America's Tea Renaissance is now into its third decade, having increased its total market value more than 10-fold during this time. In the recent “Year of the Plague Rat,” tea has confronted monumental problems and overcome them. China, in effect, shut down its spring tea harvest – the best and biggest of the year. And, as the sheer and utter obtuseness on the part of all parties continues, Darjeeling continues to cede its historic niche to Nepali tea, while India's share of the world tea market has also shrunk. COVID-19 caused delays in every port, notably Singapore, and it doubled delivery times to the United States, where slower U.S. Customs have greatly added to delays in the supply chain. Food service has almost disappeared, which has impacted many tea businesses, and tea rooms are decimated nationwide.
To survive, our tea industry is learning to adapt and evolve. Somehow business revenues continue to recover, and our tea community is seething with energy underground. Experienced entrepreneurs are itching to build tea rooms back better. Tea companies and consumers have learned to use the Internet and e-commerce in a more sophisticated way, and they have begun to benefit from virtual reality.
Babette Donaldson and Nicole Burris, both veteran organizers of major tea festivals for consumers, curated a virtual International Tea Festival, which was a resounding success, in addition to the industry-focused World Tea Virtual Summit that took place in October 2020. Our forthcoming Global Tea Initiative Colloquium promises further success in January. WYES-TV, New Orleans' Public Broadcasting station and the country's leading producer of food-related TV programs, made a virtual tea party its major fund-raising event of the year. Our other community gatherings – like Seattle's Northwest Tea Festival under matriarch Julee Rosanoff – are sure to rise again. Indeed, our beloved tea community is far from dead or even dormant.
Looking Ahead: a Bright Future
The North American tea community can face the New Year unafraid, despite the protracted dislocations sure to come. Tea is "recession-proof," as claims Mike Spillane, president of the venerable The G.S. Haly Company and veteran of multiple recessions. Demand only grows as people in isolation drink more tea than usual since the pandemic began; after all, no pleasure is simpler, no luxury more affordable than tea.
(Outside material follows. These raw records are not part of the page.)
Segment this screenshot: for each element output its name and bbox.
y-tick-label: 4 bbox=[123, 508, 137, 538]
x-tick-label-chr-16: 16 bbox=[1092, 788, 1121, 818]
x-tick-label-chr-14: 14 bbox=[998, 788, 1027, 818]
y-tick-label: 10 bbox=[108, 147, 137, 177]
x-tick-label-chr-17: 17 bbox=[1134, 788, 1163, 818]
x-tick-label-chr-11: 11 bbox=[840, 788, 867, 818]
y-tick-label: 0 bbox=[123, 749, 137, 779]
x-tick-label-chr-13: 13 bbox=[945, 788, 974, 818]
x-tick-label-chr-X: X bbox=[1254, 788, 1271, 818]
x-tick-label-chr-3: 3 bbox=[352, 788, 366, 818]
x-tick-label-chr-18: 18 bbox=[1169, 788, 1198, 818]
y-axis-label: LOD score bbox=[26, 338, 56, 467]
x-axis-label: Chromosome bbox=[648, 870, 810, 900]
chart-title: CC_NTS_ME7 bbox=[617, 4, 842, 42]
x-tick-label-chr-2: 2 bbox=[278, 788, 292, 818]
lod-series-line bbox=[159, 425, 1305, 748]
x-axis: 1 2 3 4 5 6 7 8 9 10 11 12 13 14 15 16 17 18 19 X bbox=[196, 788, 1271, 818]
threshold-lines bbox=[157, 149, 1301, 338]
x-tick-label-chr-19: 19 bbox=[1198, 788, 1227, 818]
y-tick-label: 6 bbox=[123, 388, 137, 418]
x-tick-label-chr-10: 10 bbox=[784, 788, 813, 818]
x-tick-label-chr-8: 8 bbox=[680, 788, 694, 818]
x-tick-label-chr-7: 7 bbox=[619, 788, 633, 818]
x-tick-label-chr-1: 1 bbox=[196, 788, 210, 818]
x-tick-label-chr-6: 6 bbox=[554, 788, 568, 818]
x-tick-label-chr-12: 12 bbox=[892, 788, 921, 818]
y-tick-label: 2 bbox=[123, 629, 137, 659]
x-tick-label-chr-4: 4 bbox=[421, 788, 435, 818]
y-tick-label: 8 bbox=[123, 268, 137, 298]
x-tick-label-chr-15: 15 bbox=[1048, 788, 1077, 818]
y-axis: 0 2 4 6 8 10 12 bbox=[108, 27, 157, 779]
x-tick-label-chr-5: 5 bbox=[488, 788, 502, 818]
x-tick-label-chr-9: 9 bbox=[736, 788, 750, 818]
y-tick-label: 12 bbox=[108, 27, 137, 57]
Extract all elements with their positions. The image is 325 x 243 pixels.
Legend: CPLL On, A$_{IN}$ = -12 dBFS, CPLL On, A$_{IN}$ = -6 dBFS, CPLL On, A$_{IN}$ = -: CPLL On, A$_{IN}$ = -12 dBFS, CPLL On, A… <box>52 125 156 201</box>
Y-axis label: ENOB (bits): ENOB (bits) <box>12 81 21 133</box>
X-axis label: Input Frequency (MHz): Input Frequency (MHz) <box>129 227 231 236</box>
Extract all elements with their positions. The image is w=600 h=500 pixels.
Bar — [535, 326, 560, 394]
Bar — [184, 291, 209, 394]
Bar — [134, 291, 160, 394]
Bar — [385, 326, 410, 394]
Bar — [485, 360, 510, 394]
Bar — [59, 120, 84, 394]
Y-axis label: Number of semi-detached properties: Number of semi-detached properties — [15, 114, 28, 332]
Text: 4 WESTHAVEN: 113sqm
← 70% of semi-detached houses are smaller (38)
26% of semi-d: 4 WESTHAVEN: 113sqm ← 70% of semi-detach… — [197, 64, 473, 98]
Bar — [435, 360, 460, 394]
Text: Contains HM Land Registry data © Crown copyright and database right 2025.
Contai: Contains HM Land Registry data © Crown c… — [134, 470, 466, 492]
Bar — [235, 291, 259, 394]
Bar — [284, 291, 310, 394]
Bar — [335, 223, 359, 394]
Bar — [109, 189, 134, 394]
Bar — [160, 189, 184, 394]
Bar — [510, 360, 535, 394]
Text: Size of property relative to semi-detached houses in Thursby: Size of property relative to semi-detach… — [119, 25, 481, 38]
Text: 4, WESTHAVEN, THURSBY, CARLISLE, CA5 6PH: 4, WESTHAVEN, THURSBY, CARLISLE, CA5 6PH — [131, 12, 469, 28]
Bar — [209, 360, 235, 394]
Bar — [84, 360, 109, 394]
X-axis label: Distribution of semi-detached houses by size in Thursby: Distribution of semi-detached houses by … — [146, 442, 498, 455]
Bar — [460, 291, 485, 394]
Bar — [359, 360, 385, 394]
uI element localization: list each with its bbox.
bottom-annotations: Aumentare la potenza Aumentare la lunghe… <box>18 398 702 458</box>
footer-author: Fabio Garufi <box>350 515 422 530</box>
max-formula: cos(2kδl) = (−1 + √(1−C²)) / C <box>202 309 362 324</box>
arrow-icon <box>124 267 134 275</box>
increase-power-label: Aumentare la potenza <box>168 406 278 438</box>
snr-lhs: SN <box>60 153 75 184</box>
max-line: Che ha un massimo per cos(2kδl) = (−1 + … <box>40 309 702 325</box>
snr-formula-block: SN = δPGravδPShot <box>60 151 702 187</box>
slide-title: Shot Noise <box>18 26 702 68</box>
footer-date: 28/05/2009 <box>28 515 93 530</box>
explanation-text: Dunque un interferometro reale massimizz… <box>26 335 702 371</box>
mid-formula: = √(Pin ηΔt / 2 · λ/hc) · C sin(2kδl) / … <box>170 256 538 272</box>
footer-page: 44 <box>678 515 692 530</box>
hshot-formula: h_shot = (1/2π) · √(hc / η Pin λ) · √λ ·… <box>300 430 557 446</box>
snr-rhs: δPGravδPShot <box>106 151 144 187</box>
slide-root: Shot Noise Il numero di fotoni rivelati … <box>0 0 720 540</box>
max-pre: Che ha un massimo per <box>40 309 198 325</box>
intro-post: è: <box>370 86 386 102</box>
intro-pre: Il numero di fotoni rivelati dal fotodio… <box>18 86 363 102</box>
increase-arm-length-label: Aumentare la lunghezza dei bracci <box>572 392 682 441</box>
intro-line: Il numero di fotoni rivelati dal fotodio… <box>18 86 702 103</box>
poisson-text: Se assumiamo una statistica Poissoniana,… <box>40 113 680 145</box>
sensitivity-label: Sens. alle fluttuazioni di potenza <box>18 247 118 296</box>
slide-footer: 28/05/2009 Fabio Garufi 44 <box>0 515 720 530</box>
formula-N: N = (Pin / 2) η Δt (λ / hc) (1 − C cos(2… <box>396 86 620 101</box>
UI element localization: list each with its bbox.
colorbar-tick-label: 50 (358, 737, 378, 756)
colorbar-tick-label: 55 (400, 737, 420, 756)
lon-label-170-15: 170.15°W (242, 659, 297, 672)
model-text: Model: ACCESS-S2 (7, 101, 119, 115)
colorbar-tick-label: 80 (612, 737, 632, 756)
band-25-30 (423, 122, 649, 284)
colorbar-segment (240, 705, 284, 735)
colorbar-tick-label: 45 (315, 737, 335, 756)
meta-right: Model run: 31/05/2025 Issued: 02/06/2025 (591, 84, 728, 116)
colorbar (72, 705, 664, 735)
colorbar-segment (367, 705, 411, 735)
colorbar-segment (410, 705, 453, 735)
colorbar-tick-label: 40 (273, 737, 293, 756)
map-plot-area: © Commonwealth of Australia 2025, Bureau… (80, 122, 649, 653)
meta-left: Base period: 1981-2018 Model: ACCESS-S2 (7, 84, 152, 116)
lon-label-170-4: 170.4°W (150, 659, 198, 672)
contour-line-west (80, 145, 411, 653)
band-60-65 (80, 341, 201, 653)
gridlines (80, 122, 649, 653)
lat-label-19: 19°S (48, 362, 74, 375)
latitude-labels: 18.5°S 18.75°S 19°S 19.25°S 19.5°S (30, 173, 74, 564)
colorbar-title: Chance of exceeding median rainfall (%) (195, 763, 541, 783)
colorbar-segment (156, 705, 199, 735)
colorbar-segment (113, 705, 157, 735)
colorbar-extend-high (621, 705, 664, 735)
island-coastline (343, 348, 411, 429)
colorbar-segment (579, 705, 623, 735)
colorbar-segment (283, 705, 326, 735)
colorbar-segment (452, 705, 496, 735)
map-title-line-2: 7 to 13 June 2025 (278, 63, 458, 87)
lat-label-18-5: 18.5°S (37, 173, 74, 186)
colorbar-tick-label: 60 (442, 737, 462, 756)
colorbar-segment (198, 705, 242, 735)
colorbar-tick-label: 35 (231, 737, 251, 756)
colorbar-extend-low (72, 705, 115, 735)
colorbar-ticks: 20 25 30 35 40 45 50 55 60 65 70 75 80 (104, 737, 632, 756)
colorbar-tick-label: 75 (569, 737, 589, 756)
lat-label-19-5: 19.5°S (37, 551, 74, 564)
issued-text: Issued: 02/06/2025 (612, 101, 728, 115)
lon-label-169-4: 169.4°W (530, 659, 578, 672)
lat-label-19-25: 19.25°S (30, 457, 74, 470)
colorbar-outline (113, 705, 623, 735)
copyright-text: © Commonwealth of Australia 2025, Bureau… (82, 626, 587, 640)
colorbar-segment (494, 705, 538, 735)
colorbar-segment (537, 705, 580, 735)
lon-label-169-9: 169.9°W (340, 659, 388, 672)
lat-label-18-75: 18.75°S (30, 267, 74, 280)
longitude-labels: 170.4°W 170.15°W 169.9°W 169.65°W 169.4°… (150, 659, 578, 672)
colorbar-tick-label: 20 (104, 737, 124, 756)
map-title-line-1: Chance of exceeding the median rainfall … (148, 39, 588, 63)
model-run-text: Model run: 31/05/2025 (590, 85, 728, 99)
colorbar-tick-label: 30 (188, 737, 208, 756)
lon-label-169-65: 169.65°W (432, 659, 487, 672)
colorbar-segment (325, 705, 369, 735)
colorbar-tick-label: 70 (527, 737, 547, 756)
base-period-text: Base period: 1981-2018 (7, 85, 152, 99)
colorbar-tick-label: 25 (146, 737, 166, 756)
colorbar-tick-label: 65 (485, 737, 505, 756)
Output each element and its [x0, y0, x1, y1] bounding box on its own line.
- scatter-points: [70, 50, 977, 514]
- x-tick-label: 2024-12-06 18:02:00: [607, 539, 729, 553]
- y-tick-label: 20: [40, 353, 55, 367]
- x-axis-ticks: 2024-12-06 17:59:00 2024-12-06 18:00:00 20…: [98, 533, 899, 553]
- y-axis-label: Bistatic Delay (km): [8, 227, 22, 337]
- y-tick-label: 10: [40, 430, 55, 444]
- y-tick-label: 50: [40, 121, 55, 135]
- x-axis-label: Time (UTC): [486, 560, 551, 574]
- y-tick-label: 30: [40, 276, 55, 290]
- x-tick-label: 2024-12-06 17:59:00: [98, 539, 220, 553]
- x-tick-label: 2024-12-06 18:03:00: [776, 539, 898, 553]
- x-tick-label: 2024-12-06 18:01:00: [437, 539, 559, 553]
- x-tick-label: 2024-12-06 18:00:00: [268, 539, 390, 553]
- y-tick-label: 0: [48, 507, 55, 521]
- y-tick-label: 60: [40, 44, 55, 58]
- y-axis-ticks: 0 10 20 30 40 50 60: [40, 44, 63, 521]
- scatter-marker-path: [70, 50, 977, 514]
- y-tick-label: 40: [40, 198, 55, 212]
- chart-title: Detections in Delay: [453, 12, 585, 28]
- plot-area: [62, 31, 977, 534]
Collapse of the foodservice tea market has shifted attention away from commodity tea, but importers have adapted. Brendan Shah was proud to say International Tea Importers (ITI) has not needed to lay off any employees, and the G.S. Haly Company has had to increase warehouse space. These are wise investments in a bright future towards which specialty tea is leading the way as online sales boom.
Ned Heagerty steered Silk Road Teas that direction a decade ago. He and Catherine were shipping almost a thousand orders every day since Thanksgiving. Harney & Sons Fine Teas saw 14 of their essential workers quarantined exactly at the height of demand. The entire Harney clan had to put in long hours to process their thousands of orders. Elmwood Inn Fine Teas required founders Bruce and Shelley Richardson to return to work also. And they sold out this year's entire production of the Great Mississippi Tea Company.
The uncertain future of tea revolves around the certainty of climate change. It affects everything from the flavor of Chinese classics to the turmoil wrenching India to the collapse of Kenya and growth of Congo plantations. Yet, the age-old evolution of tea continues, and so does the worldwide thirst for tea. Tea drinking is simply humanity's favorite habit and our ancient tea trade is sure to thrive.
The year 2020 saw the global tea community taking hits, but it certainly rolled with the punches and emerged undaunted. Moving forward, the business of tea proves not to be invulnerable, but remains invincible in the end.